SDLP North Antrim assembly member Sean Farren condemned the attack and said it was exactly what was not needed ahead of a small Orange march in nearby Dunloy.
Sinn Fein's Philip McGuigan also spoke out against the attack.
"Attacks on people because of their religion or attacks on property because of their religion are wrong and should stop."
Meanwhile, police and politicians have condemned the people who placed a flag bearing an obscene reference to a teenage murder victim on top of a bonfire in Ahoghill, in County Antrim.
Michael McIlveen, a 15-year-old Catholic, was beaten to death in nearby Ballymena in May.
Flag made an obscene reference to Michael McIlveen
Ballymena SDLP Councillor Declan O'Loan said it was "truly shocking", while Sinn Fein's Philip McGuigan said the flag was a "disgrace".
County Antrim Orange Order Grand Master Robert McIlroy said there was no place for such "sectarianism or bigotry."

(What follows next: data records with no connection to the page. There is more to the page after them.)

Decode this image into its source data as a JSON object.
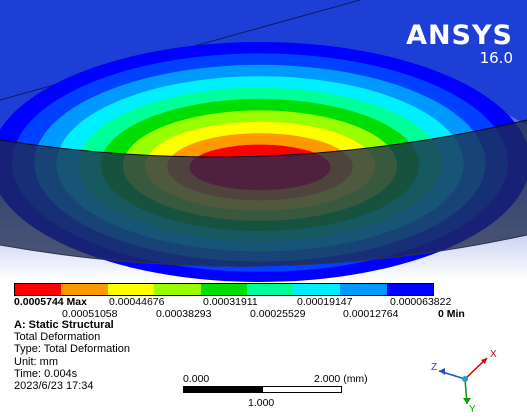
{
  "viewport": {
    "background_top": "#1f3fbf",
    "background_bottom": "#ffffff",
    "contour_colors": [
      "#ff0000",
      "#ff9900",
      "#ffff00",
      "#99ff00",
      "#00dd00",
      "#00ff99",
      "#00eeff",
      "#0099ff",
      "#0040ff",
      "#0000ff"
    ]
  },
  "logo": {
    "brand": "ANSYS",
    "version": "16.0"
  },
  "legend": {
    "colors": [
      "#ff0000",
      "#ff9900",
      "#ffff00",
      "#99ff00",
      "#00dd00",
      "#00ff99",
      "#00eeff",
      "#0099ff",
      "#0000ff"
    ],
    "max_label": "0.0005744 Max",
    "min_label": "0 Min",
    "top_row": [
      "0.00044676",
      "0.00031911",
      "0.00019147",
      "0.000063822"
    ],
    "bottom_row": [
      "0.00051058",
      "0.00038293",
      "0.00025529",
      "0.00012764"
    ]
  },
  "info": {
    "title": "A: Static Structural",
    "line1": "Total Deformation",
    "line2": "Type: Total Deformation",
    "line3": "Unit: mm",
    "line4": "Time: 0.004s",
    "line5": "2023/6/23 17:34"
  },
  "scale": {
    "left_label": "0.000",
    "right_label": "2.000 (mm)",
    "mid_label": "1.000"
  },
  "triad": {
    "x": "X",
    "y": "Y",
    "z": "Z",
    "x_color": "#cc0000",
    "y_color": "#00a000",
    "z_color": "#1a4fd0"
  }
}
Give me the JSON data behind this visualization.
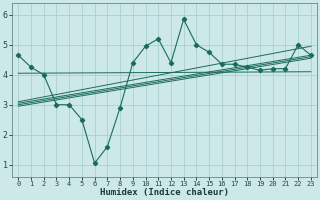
{
  "xlabel": "Humidex (Indice chaleur)",
  "background_color": "#cce8e8",
  "line_color": "#1a6b5a",
  "grid_color": "#aacfcf",
  "xlim": [
    -0.5,
    23.5
  ],
  "ylim": [
    0.6,
    6.4
  ],
  "yticks": [
    1,
    2,
    3,
    4,
    5,
    6
  ],
  "xticks": [
    0,
    1,
    2,
    3,
    4,
    5,
    6,
    7,
    8,
    9,
    10,
    11,
    12,
    13,
    14,
    15,
    16,
    17,
    18,
    19,
    20,
    21,
    22,
    23
  ],
  "main_line": {
    "x": [
      0,
      1,
      2,
      3,
      4,
      5,
      6,
      7,
      8,
      9,
      10,
      11,
      12,
      13,
      14,
      15,
      16,
      17,
      18,
      19,
      20,
      21,
      22,
      23
    ],
    "y": [
      4.65,
      4.25,
      4.0,
      3.0,
      3.0,
      2.5,
      1.05,
      1.6,
      2.9,
      4.4,
      4.95,
      5.2,
      4.4,
      5.85,
      5.0,
      4.75,
      4.35,
      4.35,
      4.25,
      4.15,
      4.2,
      4.2,
      5.0,
      4.65
    ]
  },
  "reg_lines": [
    {
      "x": [
        0,
        23
      ],
      "y": [
        4.05,
        4.1
      ]
    },
    {
      "x": [
        0,
        23
      ],
      "y": [
        2.95,
        4.55
      ]
    },
    {
      "x": [
        0,
        23
      ],
      "y": [
        3.0,
        4.6
      ]
    },
    {
      "x": [
        0,
        23
      ],
      "y": [
        3.05,
        4.65
      ]
    },
    {
      "x": [
        0,
        23
      ],
      "y": [
        3.1,
        4.95
      ]
    }
  ]
}
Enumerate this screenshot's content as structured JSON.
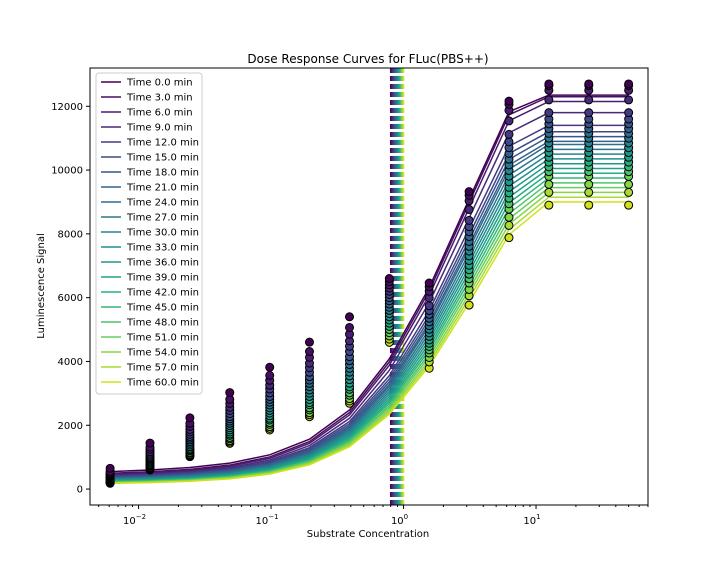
{
  "chart_data": {
    "type": "line",
    "title": "Dose Response Curves for FLuc(PBS++)",
    "xlabel": "Substrate Concentration",
    "ylabel": "Luminescence Signal",
    "x_scale": "log",
    "xlim": [
      0.0043,
      70
    ],
    "ylim": [
      -500,
      13200
    ],
    "grid": false,
    "legend_position": "top-left",
    "x_ticks": [
      {
        "value": 0.01,
        "base": "10",
        "exp": "−2"
      },
      {
        "value": 0.1,
        "base": "10",
        "exp": "−1"
      },
      {
        "value": 1,
        "base": "10",
        "exp": "0"
      },
      {
        "value": 10,
        "base": "10",
        "exp": "1"
      }
    ],
    "y_ticks": [
      "0",
      "2000",
      "4000",
      "6000",
      "8000",
      "10000",
      "12000"
    ],
    "concentrations": [
      0.0061,
      0.0122,
      0.0244,
      0.0488,
      0.0977,
      0.195,
      0.391,
      0.781,
      1.5625,
      3.125,
      6.25,
      12.5,
      25,
      50
    ],
    "colors": [
      "#440154",
      "#470f62",
      "#481d6f",
      "#472a7a",
      "#443983",
      "#3f4889",
      "#3a548c",
      "#34608d",
      "#2f6c8e",
      "#2a768e",
      "#26828e",
      "#228d8d",
      "#1f988b",
      "#1fa287",
      "#26ad81",
      "#35b779",
      "#4ec36b",
      "#69cd5b",
      "#86d549",
      "#a8db34",
      "#d0e11c",
      "#fde725"
    ],
    "series": [
      {
        "name": "Time 0.0 min",
        "ec50": 0.8,
        "curve_low": 700,
        "curve_high": 12350,
        "obs_low": 650,
        "obs_high": 12700
      },
      {
        "name": "Time 3.0 min",
        "ec50": 0.81,
        "curve_low": 630,
        "curve_high": 12300,
        "obs_low": 560,
        "obs_high": 12650
      },
      {
        "name": "Time 6.0 min",
        "ec50": 0.82,
        "curve_low": 590,
        "curve_high": 12150,
        "obs_low": 520,
        "obs_high": 12500
      },
      {
        "name": "Time 9.0 min",
        "ec50": 0.83,
        "curve_low": 550,
        "curve_high": 11800,
        "obs_low": 480,
        "obs_high": 12200
      },
      {
        "name": "Time 12.0 min",
        "ec50": 0.84,
        "curve_low": 520,
        "curve_high": 11400,
        "obs_low": 450,
        "obs_high": 11800
      },
      {
        "name": "Time 15.0 min",
        "ec50": 0.85,
        "curve_low": 490,
        "curve_high": 11200,
        "obs_low": 420,
        "obs_high": 11600
      },
      {
        "name": "Time 18.0 min",
        "ec50": 0.86,
        "curve_low": 460,
        "curve_high": 11050,
        "obs_low": 400,
        "obs_high": 11450
      },
      {
        "name": "Time 21.0 min",
        "ec50": 0.87,
        "curve_low": 440,
        "curve_high": 10900,
        "obs_low": 380,
        "obs_high": 11300
      },
      {
        "name": "Time 24.0 min",
        "ec50": 0.88,
        "curve_low": 420,
        "curve_high": 10800,
        "obs_low": 360,
        "obs_high": 11150
      },
      {
        "name": "Time 27.0 min",
        "ec50": 0.89,
        "curve_low": 400,
        "curve_high": 10650,
        "obs_low": 340,
        "obs_high": 11000
      },
      {
        "name": "Time 30.0 min",
        "ec50": 0.9,
        "curve_low": 380,
        "curve_high": 10500,
        "obs_low": 320,
        "obs_high": 10850
      },
      {
        "name": "Time 33.0 min",
        "ec50": 0.91,
        "curve_low": 360,
        "curve_high": 10350,
        "obs_low": 300,
        "obs_high": 10700
      },
      {
        "name": "Time 36.0 min",
        "ec50": 0.92,
        "curve_low": 340,
        "curve_high": 10200,
        "obs_low": 280,
        "obs_high": 10550
      },
      {
        "name": "Time 39.0 min",
        "ec50": 0.93,
        "curve_low": 320,
        "curve_high": 10050,
        "obs_low": 260,
        "obs_high": 10400
      },
      {
        "name": "Time 42.0 min",
        "ec50": 0.94,
        "curve_low": 300,
        "curve_high": 9900,
        "obs_low": 250,
        "obs_high": 10250
      },
      {
        "name": "Time 45.0 min",
        "ec50": 0.95,
        "curve_low": 290,
        "curve_high": 9750,
        "obs_low": 240,
        "obs_high": 10100
      },
      {
        "name": "Time 48.0 min",
        "ec50": 0.96,
        "curve_low": 270,
        "curve_high": 9600,
        "obs_low": 220,
        "obs_high": 9950
      },
      {
        "name": "Time 51.0 min",
        "ec50": 0.97,
        "curve_low": 260,
        "curve_high": 9450,
        "obs_low": 210,
        "obs_high": 9800
      },
      {
        "name": "Time 54.0 min",
        "ec50": 0.98,
        "curve_low": 240,
        "curve_high": 9300,
        "obs_low": 200,
        "obs_high": 9550
      },
      {
        "name": "Time 57.0 min",
        "ec50": 0.99,
        "curve_low": 230,
        "curve_high": 9150,
        "obs_low": 190,
        "obs_high": 9300
      },
      {
        "name": "Time 60.0 min",
        "ec50": 1.0,
        "curve_low": 220,
        "curve_high": 9000,
        "obs_low": 180,
        "obs_high": 8900
      }
    ]
  }
}
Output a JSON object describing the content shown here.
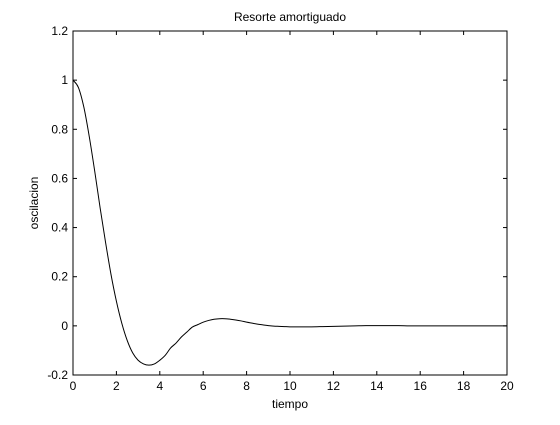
{
  "chart_data": {
    "type": "line",
    "title": "Resorte amortiguado",
    "xlabel": "tiempo",
    "ylabel": "oscilacion",
    "xlim": [
      0,
      20
    ],
    "ylim": [
      -0.2,
      1.2
    ],
    "xticks": [
      0,
      2,
      4,
      6,
      8,
      10,
      12,
      14,
      16,
      18,
      20
    ],
    "yticks": [
      -0.2,
      0,
      0.2,
      0.4,
      0.6,
      0.8,
      1,
      1.2
    ],
    "xtick_labels": [
      "0",
      "2",
      "4",
      "6",
      "8",
      "10",
      "12",
      "14",
      "16",
      "18",
      "20"
    ],
    "ytick_labels": [
      "-0.2",
      "0",
      "0.2",
      "0.4",
      "0.6",
      "0.8",
      "1",
      "1.2"
    ],
    "grid": false,
    "line_color": "#000000",
    "series": [
      {
        "x": [
          0,
          0.25,
          0.5,
          0.75,
          1,
          1.25,
          1.5,
          1.75,
          2,
          2.25,
          2.5,
          2.75,
          3,
          3.25,
          3.5,
          3.75,
          4,
          4.25,
          4.5,
          4.75,
          5,
          5.25,
          5.5,
          5.75,
          6,
          6.25,
          6.5,
          6.75,
          7,
          7.25,
          7.5,
          7.75,
          8,
          8.25,
          8.5,
          8.75,
          9,
          9.25,
          9.5,
          9.75,
          10,
          10.5,
          11,
          11.5,
          12,
          12.5,
          13,
          13.5,
          14,
          14.5,
          15,
          15.5,
          16,
          16.5,
          17,
          17.5,
          18,
          18.5,
          19,
          19.5,
          20
        ],
        "values": [
          1,
          0.97,
          0.89,
          0.77,
          0.63,
          0.48,
          0.34,
          0.21,
          0.1,
          0.01,
          -0.06,
          -0.11,
          -0.14,
          -0.155,
          -0.16,
          -0.155,
          -0.14,
          -0.12,
          -0.09,
          -0.07,
          -0.045,
          -0.025,
          -0.005,
          0.005,
          0.015,
          0.022,
          0.027,
          0.029,
          0.029,
          0.027,
          0.024,
          0.02,
          0.015,
          0.011,
          0.007,
          0.004,
          0.001,
          -0.001,
          -0.002,
          -0.003,
          -0.004,
          -0.004,
          -0.004,
          -0.003,
          -0.002,
          -0.001,
          0,
          0.001,
          0.001,
          0.001,
          0.001,
          0,
          0,
          0,
          0,
          0,
          0,
          0,
          0,
          0,
          0
        ]
      }
    ]
  }
}
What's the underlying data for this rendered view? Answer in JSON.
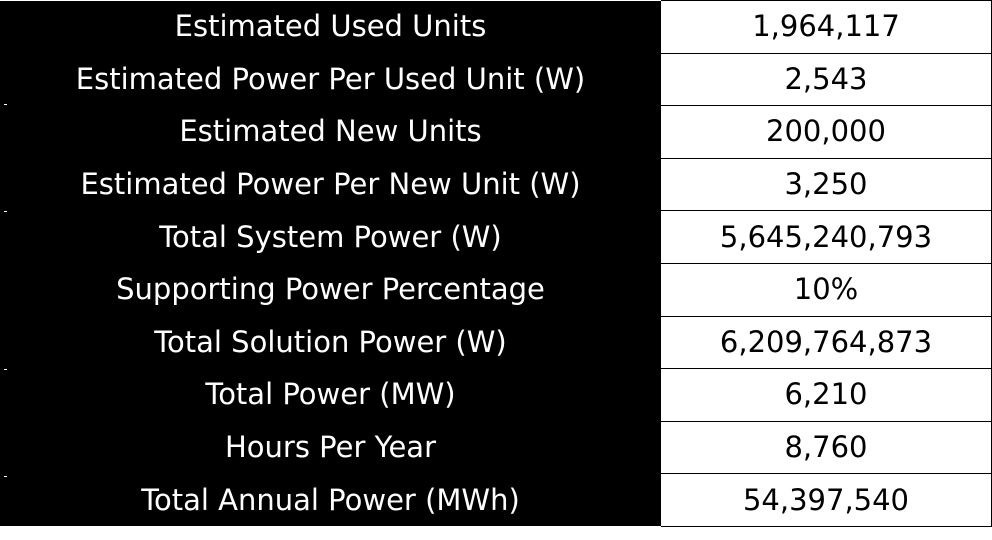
{
  "table": {
    "rows": [
      {
        "label": "Estimated Used Units",
        "value": "1,964,117"
      },
      {
        "label": "Estimated Power Per Used Unit (W)",
        "value": "2,543"
      },
      {
        "label": "Estimated New Units",
        "value": "200,000"
      },
      {
        "label": "Estimated Power Per New Unit (W)",
        "value": "3,250"
      },
      {
        "label": "Total System Power (W)",
        "value": "5,645,240,793"
      },
      {
        "label": "Supporting Power Percentage",
        "value": "10%"
      },
      {
        "label": "Total Solution Power (W)",
        "value": "6,209,764,873"
      },
      {
        "label": "Total Power (MW)",
        "value": "6,210"
      },
      {
        "label": "Hours Per Year",
        "value": "8,760"
      },
      {
        "label": "Total Annual Power (MWh)",
        "value": "54,397,540"
      }
    ]
  },
  "colors": {
    "label_background": "#000000",
    "label_text": "#ffffff",
    "value_background": "#ffffff",
    "value_text": "#000000",
    "grid_line": "#000000"
  }
}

A police spokesman described the flag as a "disgraceful display" and said officers had liaised with community representatives to try to have it taken down.
During the eleventh night, the Fire and Rescue Service said more than 300 emergency calls were received in the hour after midnight on the eleventh night.
Between 2300 BST and 0100 BST, a fire appliance was sent to an incident every 41 seconds on average as bonfires were lit across Northern Ireland.
The bonfires are traditionally lit on the eve of 12 July parades which commemorate Protestant Prince William of Orange's 1690 Battle of the Boyne victory over Catholic King James II.
In south Belfast, fire crews led four people to safety after a blaze broke out in the roof space of a house in Donegall Pass.